Ma cape d'obsidienne, maintenue fermée par une broche délicatement travaillée et marquée du sigil emblématique de Valcourt, ne dissimule que partiellement mon chemisier en organdi de soie ivoire, d'une légèreté éthérée - les poignets sont brodés de fils d'or fins. Noué autour de mon cou gracile, le foulard signature de la maison, en crêpe de soie enchantée d'un bleu nuit profond, dans lequel j'enfonce un menton glacé. Mon pantalon, taillée avec une précision parfaite dans une gabardine de laine noire, met en valeur ma silhouette élancée tout en me protégeant d'un automne qui se fait rigoureux. Du bout de mes bottines en cuir verni - réhaussées de délicats motifs gravés à l'aide d'un sortilège d'embossage -, je bute contre la pierre d'un muret dressé là et à demi tombé en ruines.

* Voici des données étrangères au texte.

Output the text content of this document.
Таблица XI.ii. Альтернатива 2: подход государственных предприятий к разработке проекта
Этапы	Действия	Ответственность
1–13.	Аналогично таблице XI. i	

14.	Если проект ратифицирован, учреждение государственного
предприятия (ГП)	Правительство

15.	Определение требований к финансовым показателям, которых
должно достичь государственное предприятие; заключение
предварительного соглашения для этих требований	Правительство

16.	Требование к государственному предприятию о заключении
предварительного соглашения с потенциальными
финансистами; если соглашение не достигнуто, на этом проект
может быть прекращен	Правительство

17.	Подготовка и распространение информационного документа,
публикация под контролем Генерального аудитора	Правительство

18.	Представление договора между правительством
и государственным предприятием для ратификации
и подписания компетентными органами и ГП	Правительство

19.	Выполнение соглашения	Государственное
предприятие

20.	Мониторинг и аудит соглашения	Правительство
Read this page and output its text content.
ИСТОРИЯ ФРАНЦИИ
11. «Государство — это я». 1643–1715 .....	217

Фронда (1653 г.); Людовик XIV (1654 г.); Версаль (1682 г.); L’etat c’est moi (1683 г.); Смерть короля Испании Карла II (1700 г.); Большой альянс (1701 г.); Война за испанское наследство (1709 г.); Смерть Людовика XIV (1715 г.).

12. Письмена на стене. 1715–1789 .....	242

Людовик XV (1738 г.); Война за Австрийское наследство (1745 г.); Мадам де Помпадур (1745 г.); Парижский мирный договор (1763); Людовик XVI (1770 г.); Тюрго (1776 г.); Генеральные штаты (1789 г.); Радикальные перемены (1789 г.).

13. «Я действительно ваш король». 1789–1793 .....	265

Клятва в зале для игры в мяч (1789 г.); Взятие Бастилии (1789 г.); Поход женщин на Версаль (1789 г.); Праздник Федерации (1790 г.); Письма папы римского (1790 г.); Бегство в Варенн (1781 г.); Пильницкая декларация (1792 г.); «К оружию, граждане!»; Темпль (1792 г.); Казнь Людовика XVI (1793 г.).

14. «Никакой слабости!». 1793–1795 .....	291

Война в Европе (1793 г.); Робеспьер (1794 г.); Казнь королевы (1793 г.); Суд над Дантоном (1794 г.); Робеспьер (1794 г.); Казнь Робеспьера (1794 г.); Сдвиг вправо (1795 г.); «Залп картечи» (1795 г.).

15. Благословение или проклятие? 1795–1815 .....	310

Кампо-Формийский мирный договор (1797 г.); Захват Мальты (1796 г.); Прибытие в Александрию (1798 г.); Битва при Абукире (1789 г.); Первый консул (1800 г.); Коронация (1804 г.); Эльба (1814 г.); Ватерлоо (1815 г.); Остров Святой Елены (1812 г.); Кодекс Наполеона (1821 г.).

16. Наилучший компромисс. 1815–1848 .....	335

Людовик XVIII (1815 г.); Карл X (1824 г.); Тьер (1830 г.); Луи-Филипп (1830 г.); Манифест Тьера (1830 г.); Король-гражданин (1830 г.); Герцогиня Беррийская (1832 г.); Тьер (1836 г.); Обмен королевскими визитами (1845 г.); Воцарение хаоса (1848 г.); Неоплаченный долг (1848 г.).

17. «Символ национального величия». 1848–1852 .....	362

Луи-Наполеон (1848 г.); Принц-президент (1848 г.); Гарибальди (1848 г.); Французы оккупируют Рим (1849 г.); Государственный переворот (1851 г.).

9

Je suis en avance bien sûr. Je le suis toujours. À cette heure matinale, Pré-Au-Lard est complètement désert, et le froid semble avoir pris possession de chaque chose. Mon regard se dresse sur l'horizon, et alors que ma montre indique neuf-heure moins deux, je te vois remontant le sentier d'un pas assuré. Ta ponctualité, impeccable, n'a rien de bien surprenant. Ni en retard, ni en avance, tu arrives précisément à l'heure prévue. J'envie, quelque part, cette faculté que j'estime porutant tout à fait déraisonnable. Les imprévus sont si vite survenus que je préfère pallier à toute éventualité en me rendant à tous mes entretiens avec un minimum d'un quart d'heure d'avance. Tournée vers toi, je lève un menton fier, patiente jusqu'à ce que tu arrive à ma hauteur pour te saluer. Une main tendue, un sourire de courtoisie, un regard incisif sur ta tenue que je juge plutôt peu à la hauteur au vu de l'endroit où nous nous rendons.
- Lyle.
Je m'écarte pour révéler la pièce de cuivre qui fera œuvre de notre départ vers la France. Un portoloin réclamé des mois plus tôt par Papa, prévu pour neuf heures précise à cet endroit. Heure que nous avons atteint pratiquemment à la seconde où nous nous sommes serrés la main. Immédiatement donc, et d'un mouvement communs, nous touchons les bords de l'objet minuscule avant de nous faire happer par un crochet violent qui nous entraine à des kilomètres d'ici. Bien que j'ai l'habitude de ces méthodes de transport - barbares si on me demande mon avis -, j'en ressens toujours une profonde nausée. De la poche de mon pantalon, je tire une boîte métallique dont je tire une pastille sensée me faire recouvrir un semblant d'équilibre intérieur, et d'un geste je t'en propose une. Tu ne peux que les connaître. La boîte est refermée d'un claquement sec une fois la transaction effectuée, et je claque mes bottines sur un sol bétonné sans doute un peu triste. La météo est aussi grisonnante qu'elle ne l'était en Écosse, et il fait bien plus sombre du fait du décalage horaire. Ici, le soleil n'a pas fini de se lever.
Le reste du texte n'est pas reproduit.